Strajki w infrastrukturze paliwowej
Tego samego dnia grupa dronów szturmowych uderzyła w rosyjski skład ropy naftowej w Kraju Krasnodarskim, powodując pożar i rozległe zniszczenia.
Sądząc po materiale filmowym z miejsca zdarzenia, uszkodzone zostały co najmniej dwa duże, pięciotysięczne zbiorniki RVS-5000. Oczywiście zostały one bezpowrotnie utracone, a ogień na nich zostanie ugaszony dopiero wtedy, gdy wypali się paliwo.

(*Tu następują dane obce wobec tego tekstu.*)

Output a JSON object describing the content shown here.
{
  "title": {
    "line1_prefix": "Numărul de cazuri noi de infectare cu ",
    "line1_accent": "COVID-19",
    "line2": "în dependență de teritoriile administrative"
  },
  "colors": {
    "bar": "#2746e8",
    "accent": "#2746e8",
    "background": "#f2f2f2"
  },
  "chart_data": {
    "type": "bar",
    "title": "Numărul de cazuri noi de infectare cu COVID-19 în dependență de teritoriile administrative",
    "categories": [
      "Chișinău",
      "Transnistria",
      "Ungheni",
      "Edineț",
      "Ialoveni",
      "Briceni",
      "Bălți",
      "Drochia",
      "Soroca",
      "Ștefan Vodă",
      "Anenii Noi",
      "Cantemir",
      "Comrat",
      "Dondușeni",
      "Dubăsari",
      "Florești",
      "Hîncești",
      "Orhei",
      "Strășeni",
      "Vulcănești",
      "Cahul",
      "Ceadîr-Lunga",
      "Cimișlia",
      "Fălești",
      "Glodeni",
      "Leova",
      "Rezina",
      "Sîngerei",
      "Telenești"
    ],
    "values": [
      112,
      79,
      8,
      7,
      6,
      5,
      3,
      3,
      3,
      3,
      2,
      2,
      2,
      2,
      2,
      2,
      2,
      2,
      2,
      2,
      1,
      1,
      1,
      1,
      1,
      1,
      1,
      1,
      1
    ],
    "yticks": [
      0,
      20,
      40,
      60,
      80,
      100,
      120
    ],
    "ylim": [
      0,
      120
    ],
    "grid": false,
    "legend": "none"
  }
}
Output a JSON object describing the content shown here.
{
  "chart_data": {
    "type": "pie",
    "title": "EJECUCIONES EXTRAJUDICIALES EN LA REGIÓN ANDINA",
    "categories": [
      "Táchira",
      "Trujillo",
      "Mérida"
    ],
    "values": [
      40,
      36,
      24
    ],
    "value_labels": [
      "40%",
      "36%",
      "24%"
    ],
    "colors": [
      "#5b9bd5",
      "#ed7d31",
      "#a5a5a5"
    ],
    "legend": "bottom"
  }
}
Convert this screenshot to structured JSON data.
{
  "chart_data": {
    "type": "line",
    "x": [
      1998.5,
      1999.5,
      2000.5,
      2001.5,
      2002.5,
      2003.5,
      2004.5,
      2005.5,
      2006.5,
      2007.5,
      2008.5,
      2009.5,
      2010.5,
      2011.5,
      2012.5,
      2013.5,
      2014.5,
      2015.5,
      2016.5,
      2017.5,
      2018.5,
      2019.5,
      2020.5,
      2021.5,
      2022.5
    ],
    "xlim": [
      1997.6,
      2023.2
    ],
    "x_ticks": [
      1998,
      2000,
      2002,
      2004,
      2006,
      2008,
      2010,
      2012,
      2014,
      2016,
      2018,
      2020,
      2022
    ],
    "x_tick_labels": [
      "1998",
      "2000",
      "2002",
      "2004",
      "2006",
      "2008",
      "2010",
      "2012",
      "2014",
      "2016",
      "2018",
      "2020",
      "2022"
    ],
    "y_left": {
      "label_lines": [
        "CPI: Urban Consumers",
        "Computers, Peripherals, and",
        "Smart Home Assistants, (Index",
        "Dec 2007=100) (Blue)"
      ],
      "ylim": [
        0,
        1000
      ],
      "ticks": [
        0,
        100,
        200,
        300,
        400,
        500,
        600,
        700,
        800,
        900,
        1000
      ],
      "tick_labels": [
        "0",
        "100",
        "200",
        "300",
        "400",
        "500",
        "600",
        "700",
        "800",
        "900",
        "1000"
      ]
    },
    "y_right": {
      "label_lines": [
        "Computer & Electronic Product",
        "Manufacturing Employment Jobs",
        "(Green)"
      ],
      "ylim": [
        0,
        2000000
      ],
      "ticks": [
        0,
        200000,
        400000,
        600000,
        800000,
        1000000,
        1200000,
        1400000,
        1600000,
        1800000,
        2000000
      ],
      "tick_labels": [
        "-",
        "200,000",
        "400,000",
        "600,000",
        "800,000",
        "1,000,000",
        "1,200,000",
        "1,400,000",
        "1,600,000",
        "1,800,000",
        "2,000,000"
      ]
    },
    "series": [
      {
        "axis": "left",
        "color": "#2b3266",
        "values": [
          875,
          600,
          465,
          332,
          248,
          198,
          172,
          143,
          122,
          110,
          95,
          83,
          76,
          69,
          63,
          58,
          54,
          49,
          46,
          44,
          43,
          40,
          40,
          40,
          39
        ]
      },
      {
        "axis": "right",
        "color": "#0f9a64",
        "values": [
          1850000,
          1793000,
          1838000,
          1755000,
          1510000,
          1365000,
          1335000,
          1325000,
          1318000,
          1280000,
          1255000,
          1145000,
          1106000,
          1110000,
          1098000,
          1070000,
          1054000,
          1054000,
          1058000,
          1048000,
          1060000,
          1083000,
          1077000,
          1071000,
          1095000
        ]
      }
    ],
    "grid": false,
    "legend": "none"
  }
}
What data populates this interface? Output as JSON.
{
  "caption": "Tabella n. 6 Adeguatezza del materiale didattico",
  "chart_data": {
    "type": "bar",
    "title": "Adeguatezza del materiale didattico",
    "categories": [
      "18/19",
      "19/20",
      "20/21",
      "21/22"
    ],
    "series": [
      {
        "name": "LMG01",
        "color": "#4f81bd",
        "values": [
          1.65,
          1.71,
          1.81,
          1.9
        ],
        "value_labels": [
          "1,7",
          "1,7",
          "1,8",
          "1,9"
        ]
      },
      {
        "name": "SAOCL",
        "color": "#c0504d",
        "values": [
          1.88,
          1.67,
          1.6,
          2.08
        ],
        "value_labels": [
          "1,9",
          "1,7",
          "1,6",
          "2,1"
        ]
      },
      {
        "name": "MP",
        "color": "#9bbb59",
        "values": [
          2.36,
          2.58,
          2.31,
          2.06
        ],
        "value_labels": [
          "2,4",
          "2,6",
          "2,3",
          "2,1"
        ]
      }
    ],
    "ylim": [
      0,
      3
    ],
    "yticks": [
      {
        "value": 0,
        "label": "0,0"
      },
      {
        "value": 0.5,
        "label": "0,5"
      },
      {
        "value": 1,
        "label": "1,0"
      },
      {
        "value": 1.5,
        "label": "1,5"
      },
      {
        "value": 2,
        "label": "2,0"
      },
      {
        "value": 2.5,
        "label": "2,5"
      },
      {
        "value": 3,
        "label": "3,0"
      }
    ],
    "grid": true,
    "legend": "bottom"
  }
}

Rosyjski obiekt znajduje się 300 kilometrów od linii kontaktowej w Zaporożu. Możliwe jest jednak, że drony mogły zostać wystrzelone przez Morze Czarne, co mogłoby wydłużyć czas lotu do 800 km.
Wcześniej, 1 maja, drony zaatakowały rosyjskie rafinerie ropy naftowej w Riazaniu i Woroneżu.
W należącej do Rosnieftu rafinerii ropy naftowej w Riazaniu wybuchł pożar. Miejscowi donosili, że najpierw usłyszeli buczący dźwięk, po którym nastąpiły dwie eksplozje. Wideo z pożaru zostało opublikowane w mediach społecznościowych.